Jade Short 14th March 2022

How the Data Protection Act affects schools

As an education provider, you have a responsibility to protect your students, staff and school. But the responsibility isn’t just with protecting the physical form – it also comes down to the protection of any information or data you hold...

The DPA 1998 states that:

“Anyone processing personal data must comply with the eight enforceable principles of good practice.”

Not familiar with the principles? We’ve outlined them below for you:

Used fairly and lawfully
Used for limited, specifically stated purposes
Used in a way that’s adequate, relevant and not excessive
Accurate
Kept for no longer than is absolutely necessary
Handled accordingly to people’s data protection rights
Kept safe and secure
Not transferred outside the UK without adequate provision
You can find out more about these in the ICO’s guidance.

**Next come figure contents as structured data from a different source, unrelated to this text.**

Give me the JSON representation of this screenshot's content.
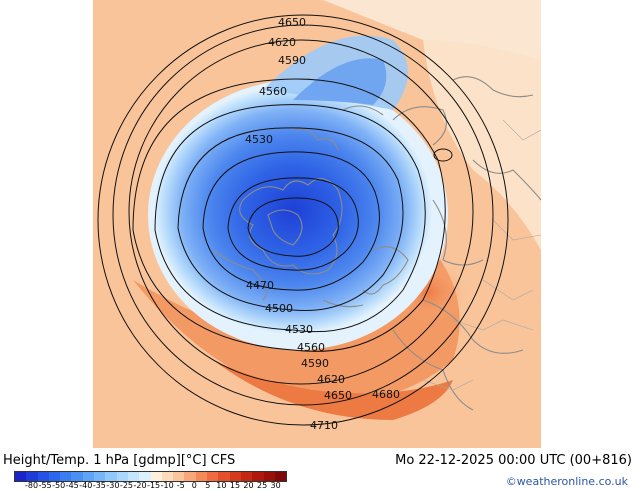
{
  "map": {
    "contours": [
      {
        "label": "4650"
      },
      {
        "label": "4620"
      },
      {
        "label": "4590"
      },
      {
        "label": "4560"
      },
      {
        "label": "4530"
      },
      {
        "label": "4470"
      },
      {
        "label": "4500"
      },
      {
        "label": "4530"
      },
      {
        "label": "4560"
      },
      {
        "label": "4590"
      },
      {
        "label": "4620"
      },
      {
        "label": "4650"
      },
      {
        "label": "4680"
      },
      {
        "label": "4710"
      }
    ]
  },
  "footer": {
    "title": "Height/Temp. 1 hPa [gdmp][°C] CFS",
    "datetime": "Mo 22-12-2025 00:00 UTC (00+816)",
    "credit": "©weatheronline.co.uk"
  },
  "colorbar": {
    "labels": [
      "-80",
      "-55",
      "-50",
      "-45",
      "-40",
      "-35",
      "-30",
      "-25",
      "-20",
      "-15",
      "-10",
      "-5",
      "0",
      "5",
      "10",
      "15",
      "20",
      "25",
      "30"
    ],
    "colors": [
      "#1a24c8",
      "#1e3cd8",
      "#2452e6",
      "#2c66ee",
      "#3a7cf2",
      "#4a90f4",
      "#5ea4f6",
      "#76b6f8",
      "#90c8fa",
      "#aad8fc",
      "#c4e6fd",
      "#dcf1fe",
      "#fef0dc",
      "#fddcbc",
      "#fcc49a",
      "#f8a878",
      "#f48a58",
      "#ee6c40",
      "#e4502a",
      "#d63a1c",
      "#c42812",
      "#b0180c",
      "#98100a",
      "#800806"
    ]
  }
}
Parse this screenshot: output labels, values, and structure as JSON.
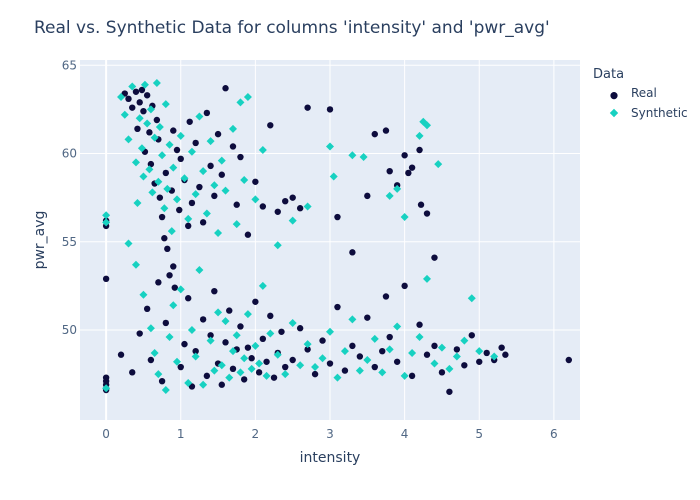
{
  "chart_data": {
    "type": "scatter",
    "title": "Real vs. Synthetic Data for columns 'intensity' and 'pwr_avg'",
    "xlabel": "intensity",
    "ylabel": "pwr_avg",
    "xlim": [
      -0.35,
      6.35
    ],
    "ylim": [
      44.9,
      65.3
    ],
    "xticks": [
      0,
      1,
      2,
      3,
      4,
      5,
      6
    ],
    "yticks": [
      50,
      55,
      60,
      65
    ],
    "grid": true,
    "legend": {
      "title": "Data",
      "position": "top-right"
    },
    "colors": {
      "Real": "#0d0c3d",
      "Synthetic": "#17d1c1",
      "plot_bg": "#e5ecf6",
      "grid": "#ffffff"
    },
    "series": [
      {
        "name": "Real",
        "marker": "circle",
        "points": [
          [
            0,
            56.2
          ],
          [
            0,
            55.9
          ],
          [
            0,
            52.9
          ],
          [
            0,
            47.3
          ],
          [
            0,
            47.1
          ],
          [
            0,
            46.9
          ],
          [
            0,
            46.6
          ],
          [
            0.25,
            63.4
          ],
          [
            0.3,
            63.1
          ],
          [
            0.35,
            62.6
          ],
          [
            0.4,
            63.5
          ],
          [
            0.42,
            61.4
          ],
          [
            0.45,
            62.9
          ],
          [
            0.48,
            63.6
          ],
          [
            0.5,
            62.4
          ],
          [
            0.52,
            60.1
          ],
          [
            0.55,
            63.3
          ],
          [
            0.58,
            61.2
          ],
          [
            0.6,
            59.4
          ],
          [
            0.62,
            62.7
          ],
          [
            0.65,
            58.3
          ],
          [
            0.68,
            61.9
          ],
          [
            0.7,
            60.8
          ],
          [
            0.72,
            57.5
          ],
          [
            0.75,
            56.4
          ],
          [
            0.78,
            55.2
          ],
          [
            0.8,
            58.9
          ],
          [
            0.82,
            54.6
          ],
          [
            0.85,
            53.1
          ],
          [
            0.88,
            57.9
          ],
          [
            0.9,
            61.3
          ],
          [
            0.92,
            52.4
          ],
          [
            0.95,
            60.2
          ],
          [
            0.98,
            56.8
          ],
          [
            1.0,
            59.7
          ],
          [
            1.05,
            58.5
          ],
          [
            1.1,
            55.9
          ],
          [
            1.12,
            61.8
          ],
          [
            1.15,
            57.2
          ],
          [
            1.2,
            60.6
          ],
          [
            1.25,
            58.1
          ],
          [
            1.3,
            56.1
          ],
          [
            1.35,
            62.3
          ],
          [
            1.4,
            59.3
          ],
          [
            1.45,
            57.6
          ],
          [
            1.5,
            61.1
          ],
          [
            1.55,
            58.8
          ],
          [
            1.6,
            63.7
          ],
          [
            1.7,
            60.4
          ],
          [
            1.75,
            57.1
          ],
          [
            1.8,
            59.8
          ],
          [
            1.9,
            55.4
          ],
          [
            2.0,
            58.4
          ],
          [
            2.1,
            57.0
          ],
          [
            2.2,
            61.6
          ],
          [
            2.3,
            56.7
          ],
          [
            2.4,
            57.3
          ],
          [
            2.5,
            57.5
          ],
          [
            2.6,
            56.9
          ],
          [
            2.7,
            62.6
          ],
          [
            3.0,
            62.5
          ],
          [
            3.1,
            56.4
          ],
          [
            3.3,
            54.4
          ],
          [
            3.5,
            57.6
          ],
          [
            3.6,
            61.1
          ],
          [
            3.75,
            61.3
          ],
          [
            3.8,
            59.0
          ],
          [
            3.9,
            58.2
          ],
          [
            4.0,
            59.9
          ],
          [
            4.05,
            58.9
          ],
          [
            4.1,
            59.2
          ],
          [
            4.2,
            60.2
          ],
          [
            4.22,
            57.1
          ],
          [
            4.3,
            56.6
          ],
          [
            4.4,
            54.1
          ],
          [
            0.2,
            48.6
          ],
          [
            0.35,
            47.6
          ],
          [
            0.45,
            49.8
          ],
          [
            0.55,
            51.2
          ],
          [
            0.6,
            48.3
          ],
          [
            0.7,
            52.7
          ],
          [
            0.75,
            47.1
          ],
          [
            0.8,
            50.4
          ],
          [
            0.9,
            53.6
          ],
          [
            1.0,
            47.9
          ],
          [
            1.05,
            49.2
          ],
          [
            1.1,
            51.8
          ],
          [
            1.15,
            46.8
          ],
          [
            1.2,
            48.8
          ],
          [
            1.3,
            50.6
          ],
          [
            1.35,
            47.4
          ],
          [
            1.4,
            49.7
          ],
          [
            1.45,
            52.2
          ],
          [
            1.5,
            48.1
          ],
          [
            1.55,
            46.9
          ],
          [
            1.6,
            49.3
          ],
          [
            1.65,
            51.1
          ],
          [
            1.7,
            47.8
          ],
          [
            1.75,
            48.9
          ],
          [
            1.8,
            50.2
          ],
          [
            1.85,
            47.2
          ],
          [
            1.9,
            49.0
          ],
          [
            1.95,
            48.4
          ],
          [
            2.0,
            51.6
          ],
          [
            2.05,
            47.6
          ],
          [
            2.1,
            49.5
          ],
          [
            2.15,
            48.2
          ],
          [
            2.2,
            50.8
          ],
          [
            2.25,
            47.3
          ],
          [
            2.3,
            48.7
          ],
          [
            2.35,
            49.9
          ],
          [
            2.4,
            47.9
          ],
          [
            2.5,
            48.3
          ],
          [
            2.6,
            50.1
          ],
          [
            2.7,
            48.9
          ],
          [
            2.8,
            47.5
          ],
          [
            2.9,
            49.4
          ],
          [
            3.0,
            48.1
          ],
          [
            3.1,
            51.3
          ],
          [
            3.2,
            47.7
          ],
          [
            3.3,
            49.1
          ],
          [
            3.4,
            48.5
          ],
          [
            3.5,
            50.7
          ],
          [
            3.6,
            47.9
          ],
          [
            3.7,
            48.8
          ],
          [
            3.75,
            51.9
          ],
          [
            3.8,
            49.6
          ],
          [
            3.9,
            48.2
          ],
          [
            4.0,
            52.5
          ],
          [
            4.1,
            47.4
          ],
          [
            4.2,
            50.3
          ],
          [
            4.3,
            48.6
          ],
          [
            4.4,
            49.1
          ],
          [
            4.5,
            47.6
          ],
          [
            4.6,
            46.5
          ],
          [
            4.7,
            48.9
          ],
          [
            4.8,
            48.0
          ],
          [
            4.9,
            49.7
          ],
          [
            5.0,
            48.2
          ],
          [
            5.1,
            48.7
          ],
          [
            5.2,
            48.3
          ],
          [
            5.3,
            49.0
          ],
          [
            5.35,
            48.6
          ],
          [
            6.2,
            48.3
          ]
        ]
      },
      {
        "name": "Synthetic",
        "marker": "diamond",
        "points": [
          [
            0,
            56.5
          ],
          [
            0,
            56.1
          ],
          [
            0,
            46.7
          ],
          [
            0.2,
            63.2
          ],
          [
            0.25,
            62.2
          ],
          [
            0.3,
            60.8
          ],
          [
            0.35,
            63.8
          ],
          [
            0.4,
            59.5
          ],
          [
            0.42,
            57.2
          ],
          [
            0.45,
            62.0
          ],
          [
            0.48,
            60.3
          ],
          [
            0.5,
            58.7
          ],
          [
            0.52,
            63.9
          ],
          [
            0.55,
            61.7
          ],
          [
            0.58,
            59.1
          ],
          [
            0.6,
            62.5
          ],
          [
            0.62,
            57.8
          ],
          [
            0.65,
            60.9
          ],
          [
            0.68,
            64.0
          ],
          [
            0.7,
            58.4
          ],
          [
            0.72,
            61.5
          ],
          [
            0.75,
            59.9
          ],
          [
            0.78,
            56.9
          ],
          [
            0.8,
            62.8
          ],
          [
            0.82,
            58.0
          ],
          [
            0.85,
            60.5
          ],
          [
            0.88,
            55.6
          ],
          [
            0.9,
            59.2
          ],
          [
            0.95,
            57.4
          ],
          [
            1.0,
            61.0
          ],
          [
            1.05,
            58.6
          ],
          [
            1.1,
            56.3
          ],
          [
            1.15,
            60.1
          ],
          [
            1.2,
            57.7
          ],
          [
            1.25,
            62.1
          ],
          [
            1.3,
            59.0
          ],
          [
            1.35,
            56.6
          ],
          [
            1.4,
            60.7
          ],
          [
            1.45,
            58.2
          ],
          [
            1.5,
            55.5
          ],
          [
            1.55,
            59.6
          ],
          [
            1.6,
            57.9
          ],
          [
            1.7,
            61.4
          ],
          [
            1.75,
            56.0
          ],
          [
            1.8,
            62.9
          ],
          [
            1.85,
            58.5
          ],
          [
            1.9,
            63.2
          ],
          [
            2.0,
            57.4
          ],
          [
            2.1,
            60.2
          ],
          [
            2.3,
            54.8
          ],
          [
            2.5,
            56.2
          ],
          [
            2.7,
            57.0
          ],
          [
            3.0,
            60.4
          ],
          [
            3.05,
            58.7
          ],
          [
            3.3,
            59.9
          ],
          [
            3.45,
            59.8
          ],
          [
            3.8,
            57.6
          ],
          [
            3.9,
            58.0
          ],
          [
            4.0,
            56.4
          ],
          [
            4.2,
            61.0
          ],
          [
            4.25,
            61.8
          ],
          [
            4.3,
            61.6
          ],
          [
            4.45,
            59.4
          ],
          [
            0.3,
            54.9
          ],
          [
            0.4,
            53.7
          ],
          [
            0.5,
            52.0
          ],
          [
            0.6,
            50.1
          ],
          [
            0.65,
            48.7
          ],
          [
            0.7,
            47.5
          ],
          [
            0.8,
            46.6
          ],
          [
            0.85,
            49.6
          ],
          [
            0.9,
            51.4
          ],
          [
            0.95,
            48.2
          ],
          [
            1.0,
            52.3
          ],
          [
            1.1,
            47.0
          ],
          [
            1.15,
            50.0
          ],
          [
            1.2,
            48.5
          ],
          [
            1.25,
            53.4
          ],
          [
            1.3,
            46.9
          ],
          [
            1.4,
            49.4
          ],
          [
            1.45,
            47.7
          ],
          [
            1.5,
            51.0
          ],
          [
            1.55,
            48.0
          ],
          [
            1.6,
            50.5
          ],
          [
            1.65,
            47.3
          ],
          [
            1.7,
            48.8
          ],
          [
            1.75,
            49.7
          ],
          [
            1.8,
            47.6
          ],
          [
            1.85,
            48.4
          ],
          [
            1.9,
            50.9
          ],
          [
            1.95,
            47.8
          ],
          [
            2.0,
            49.1
          ],
          [
            2.05,
            48.1
          ],
          [
            2.1,
            52.5
          ],
          [
            2.15,
            47.4
          ],
          [
            2.2,
            49.8
          ],
          [
            2.3,
            48.6
          ],
          [
            2.4,
            47.5
          ],
          [
            2.5,
            50.4
          ],
          [
            2.6,
            48.0
          ],
          [
            2.7,
            49.2
          ],
          [
            2.8,
            47.9
          ],
          [
            2.9,
            48.4
          ],
          [
            3.0,
            49.9
          ],
          [
            3.1,
            47.3
          ],
          [
            3.2,
            48.8
          ],
          [
            3.3,
            50.6
          ],
          [
            3.4,
            47.7
          ],
          [
            3.5,
            48.3
          ],
          [
            3.6,
            49.5
          ],
          [
            3.7,
            47.6
          ],
          [
            3.8,
            48.9
          ],
          [
            3.9,
            50.2
          ],
          [
            4.0,
            47.4
          ],
          [
            4.1,
            48.7
          ],
          [
            4.2,
            49.6
          ],
          [
            4.3,
            52.9
          ],
          [
            4.4,
            48.1
          ],
          [
            4.5,
            49.0
          ],
          [
            4.6,
            47.8
          ],
          [
            4.7,
            48.5
          ],
          [
            4.8,
            49.4
          ],
          [
            4.9,
            51.8
          ],
          [
            5.0,
            48.8
          ],
          [
            5.2,
            48.5
          ]
        ]
      }
    ]
  }
}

Educational establishments, by their very nature, store tonnes of data. That data can be anything – student exam results, lesson plans, medical history, home addresses, contact details. The list is endless.

As a holder of such information, under the DPA it’s your legal obligation to ensure that this data is protected.

Whilst there will be a change in legislation when the GDPR comes into force in 2018 – the Data Protection Act is still in the here and now and you should be doing all you can to ensure you remain compliant.

For me, there are two major questions that unfold from this:

Exactly how does the Data Protection Act affect schools?
What measures need to be in place to remain compliant?

Having done a bit of digging round – this is what I’ve found:

How does the Data Protection Act affect schools?

This one’s easy.

First off, failure to comply with legislation can see fines of up to £500,000 imposed by the ICO.

Second, your Ofsted rating can be severely impacted. Over the last few years in particular, Ofsted have really started to come down heavy on any educational establishment that doesn’t have the right policies in place. So much so, we’ve seen school ratings drop from Outstanding to Special Measures because they haven’t followed the right practices.

In a world where you’re competing with other schools for the intake of pupils each year – nobody wants to be dragged down into Special Measures (or even face fines of up to £500,000) because there wasn’t a clear policy in place.

How do you ensure you remain compliant?

Policies & Procedures

Under Ofsted and ICO regulation, all education providers must have adequate policies and procedures in place.

Such policies typically include:

E-safety
Data protection
Acceptable use
BYOD

Having these policies in place will ensure that staff are aware of what to do, how to use technology both inside and outside of school and understand the implications involved with non-compliance.

Policies and procedures must be made readily available – not only for staff but for parents and students too. Because after all they’re entitled to know what information you’re holding about them as well.

Training

It’s all well and good having these practices in place. But if staff aren’t fully aware of them or how to put them into effect then it’s going to be pretty useless!

So, best practice would be to provide ample training on the policies you have in place. This training should be continual – so if there’s ever any changes, your staff are up to speed with everything that’s going on and have no excuses for non-compliance.

As a Data Controller it’s up to you to ensure that everything your teachers do is in-line with your school policies for the protection of not only themselves but your students too.

It’s also good practice to make your students aware of regulations relating to data protection and e-safety. First off – as we mentioned earlier – they have a right to know what data is stored about them and secondly it’s also part of the curriculum!

Security

It goes without saying that technology plays a huge role within education. Whilst this is great, you need to make sure that the technology you’re using and the way you’re using it doesn’t breech DPA legislation.

Be it BYOD, e-mail systems or general use of the internet to help students with their tasks – you must have security measures in place to ensure that a) you’re complying with the DPA, Ofsted and the ICO and b) your students (and data) don’t come to any harm.

Such security measures could be:

Using an approved email service within school (i.e. not personal Gmail or Hotmail accounts)
Set boundaries of use for BYOD provision (i.e. through an Acceptable Use policy)
Firewalls
Encryption

IT Asset Disposal

When it comes to that time to refresh your IT estate, what you do with your redundant, end of life hardware is something you need to consider carefully.

There are far too many ‘cowboys’ (or white van men as we like to call them!) out there who offer a safe and secure service but actually deliver nothing but problems and ultimately non-compliance with the Data Protection Act.

Making sure you’re choosing the right partner to work with when it comes to IT asset disposal is key.

Working with an accredited Data Processor will ensure that any end-of-life data bearing equipment is disposed of and destroyed in a safe, secure and compliant way. These partners will also ensure there’s a legally binding contract or SLA in place to determine the formal processes involved. This provides complete traceability of what’s happened to your tech and accountability should anything go wrong.

There are many IT asset disposal partners out there who can help, who hold accreditations such as ADISA with Distinction, Blancco, ISO 27001 etc., so that you can be safe in the knowledge that your assets and data are in good hands.

There’s no doubt about it that the main force behind data protection and data security is the Data Controller.

Ofsted and the ICO come down pretty heavy on any education provider who doesn’t follow legislation – make sure you’re not one of them.